The Democratic Trap: Dividing Their Own Base
Now look at Democrats. Instead of focusing on a clear, common opponent, they focus on a dozen hot-button issues—many of which their own voters don’t fully agree on.
It’s Pride Month, and social media is full of LGBTQ+ celebration. But the truth is, not every Democrat supports LGBTQ+ policy. Same with abortion—millions of Democrats are not pro-choice. And guns? Plenty of Democrats are gun owners.
So when Democratic leaders bash people who are anti-LGBTQ+, anti-abortion, or pro-gun rights—they’re not just attacking Republicans. They’re alienating people in their own party.
If you attack the beliefs of the people you're trying to mobilize, how do you expect them to show up on Election Day?
People Don’t Vote by Checklist. They Vote from the Gut.
Let me say it plain: if your political strategy is based on shaming voters into agreement on every issue, you're going to lose them.
People are complex. They may support you on one thing and feel uneasy about another. That’s human. That’s reality. You can’t build a winning coalition by trying to force moral and ideological purity.
Take Kamala Harris, for example. How many people didn’t vote for her simply because she was a woman? How many Black men didn’t support her because of their own internalized biases? Whether you like it or not, people vote from emotion, identity, and cultural comfort.
Even my own mother—half Black, half Mexican, born in 1920, who saw racism firsthand—refused to vote Democrat solely because of the abortion issue. The only exception? She voted for Obama—because he was Black. That one symbolic issue outweighed everything else.
Use the Formula That Works
So what’s the solution? Stop pushing people to agree on everything. Focus on one thing: your opponent. Make the face of the other party the rallying point. The opposition. The threat.

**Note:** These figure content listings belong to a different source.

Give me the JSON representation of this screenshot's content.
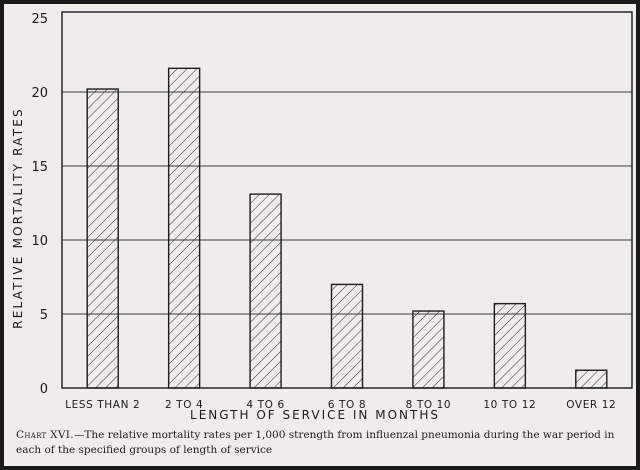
{
  "chart_data": {
    "type": "bar",
    "categories": [
      "LESS THAN 2",
      "2 TO 4",
      "4 TO 6",
      "6 TO 8",
      "8 TO 10",
      "10 TO 12",
      "OVER 12"
    ],
    "values": [
      20.2,
      21.6,
      13.1,
      7.0,
      5.2,
      5.7,
      1.2
    ],
    "xlabel": "LENGTH OF SERVICE IN MONTHS",
    "ylabel": "RELATIVE MORTALITY RATES",
    "ylim": [
      0,
      25
    ],
    "yticks": [
      0,
      5,
      10,
      15,
      20,
      25
    ],
    "grid": true,
    "bar_fill": "hatched",
    "colors": {
      "ink": "#1c1c1c",
      "paper": "#eeede9",
      "border": "#1a1a1a"
    }
  },
  "caption": {
    "lead": "Chart XVI.",
    "text": "—The relative mortality rates per 1,000 strength from influenzal pneumonia during the war period in each of the specified groups of length of service"
  }
}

Because the reality is—people have personal beliefs that don’t always line up neatly with party platforms.
Take me, for example:
I lean left.
I believe people have the right to live how they choose, even if I personally disagree with LGBTQ+ ideology from a biological standpoint.
I don’t believe abortion is morally right, but I don’t vote based on that.
I own more guns than most of my Republican friends.
So what does that make me? A human being with a conscience—not a political robot.
Want to Win? Stop Fighting Your Own Base.
Democrats need to realize that the majority of their own party doesn’t fit perfectly into every issue they champion. When they insist on ideological purity, they split their own voters and kill momentum.
Find a unifying threat. Make that the target. Rally around it. Focus on the person who leads the other side. Because no one votes for a perfect checklist. They vote for who or what they feel most strongly about—either for or against.
And right now? That emotional energy is the only thing that wins elections.